You should read the book Showstopper! to learn that NT was actually designed to be as far away from Unix as it could be. Dave Cutler, NT’s chief architect, hated Unix with a passion. He thought it was a rubbish OS. The internals are based on VMS, Cutler’s previous OS. That’s why NT has never been a good posix system and why microsoft has essentially given up with WSL2 and is now just running linux in a vm.


Great book. Another interesting wrinkle that’s been somewhat lost to time is that (as the book documents) NT was developed simultaneously on x86 and a RISC architecture (MIPS I believe).


The Linux Subsystem actually doesn't use the NT subsystem technology that you're thinking of. They did end up inventing a few new kernel concepts (like pico processes) in order to do WSL v1.


Indeed. There was a windows services for Unix subsystem based on Xenix mentioned elsewhere and that was based on the subsystem architecture.

When you use it, you get a nice Korn shell and it is built on PE binaries linked against PSDLL.DLL. there's a functioning but very old version of GCC that ships with it.

The PE binaries mark up the desired subsystem to be invoked so you don't have to be in the environment to execute one - the kernel takes over.

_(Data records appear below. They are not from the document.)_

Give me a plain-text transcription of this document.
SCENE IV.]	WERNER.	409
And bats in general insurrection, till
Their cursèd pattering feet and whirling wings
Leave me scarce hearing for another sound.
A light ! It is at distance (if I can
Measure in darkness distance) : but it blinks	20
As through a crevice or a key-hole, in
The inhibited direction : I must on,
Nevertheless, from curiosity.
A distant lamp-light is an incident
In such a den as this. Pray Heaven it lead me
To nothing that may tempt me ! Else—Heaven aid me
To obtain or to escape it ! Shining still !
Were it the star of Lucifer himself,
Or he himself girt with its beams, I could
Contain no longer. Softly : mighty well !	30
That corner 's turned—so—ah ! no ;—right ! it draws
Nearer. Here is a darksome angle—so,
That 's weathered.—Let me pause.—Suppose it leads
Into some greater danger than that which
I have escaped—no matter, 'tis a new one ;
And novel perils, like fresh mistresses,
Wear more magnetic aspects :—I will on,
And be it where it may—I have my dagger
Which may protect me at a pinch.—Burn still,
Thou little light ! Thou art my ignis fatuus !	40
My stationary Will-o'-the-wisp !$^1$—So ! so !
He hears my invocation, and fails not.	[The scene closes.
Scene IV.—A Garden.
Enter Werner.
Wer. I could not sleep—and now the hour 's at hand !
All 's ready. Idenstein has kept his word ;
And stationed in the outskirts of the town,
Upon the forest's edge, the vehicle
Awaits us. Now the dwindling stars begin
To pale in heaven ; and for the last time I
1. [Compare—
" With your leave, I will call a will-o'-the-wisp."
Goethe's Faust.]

PSDLL acts as a translation layer for NT much as kernel32 does for win32. You can't run unmodified Linux binaries like you can with wsl. On the other hand, WSL requires that you invoke lxss with some special com magic to get access to Linux first so you can't just exec an elf file directly. The Pico processes you mentioned - these allow the kernel to install specific handlers/translators of their syscall functionality into the windows kernel.

So yeah architecturally they're pretty different and WSL isn't really the same subsystem concept they started with. On the other hand it that's probably a good thing because everything needed a rebuild for SUA.


I'm convinced that SUA system only exists so Windows can claim "POSIX compliance" as required for various government contracts.


On the other hand, WSL2 is based on virtualisation rather than NT kernel personalities. Apparently building it 'on top' or 'inside' NT ends not not being good enough.


I don't think that's a failure of the NT subsystem approach, I think that's just that Linux turned out to have a massive and changing ABI surface and Microsoft didn't want to try and recreate the whole thing by clean room reimplementation. Yes, there were some difficulties because of different underlying primitives, but in my outsider's opinion, they could have made it work if they've been wanting to spend the time and effort.


The problem they couldn't solve is file system performance -- there's just too much of difference conceptually between files in Windows and files in Linux to make it perform reasonably well for the sorts of jobs people were using.

In the end, it just makes more sense to pull in the actual Linux kernel than to try and achieve the same performance semantics.


Windows file system performance in general is abysmally bad, we are talking Linux being 10x-100x faster on mass operations on small files for instance.

Due to this lots of Linux stuff is based around huge masses of tiny files (build processes, VCS, docker, etc) and there was just no chance the windows kernel was ever going to come remotely close performance wise.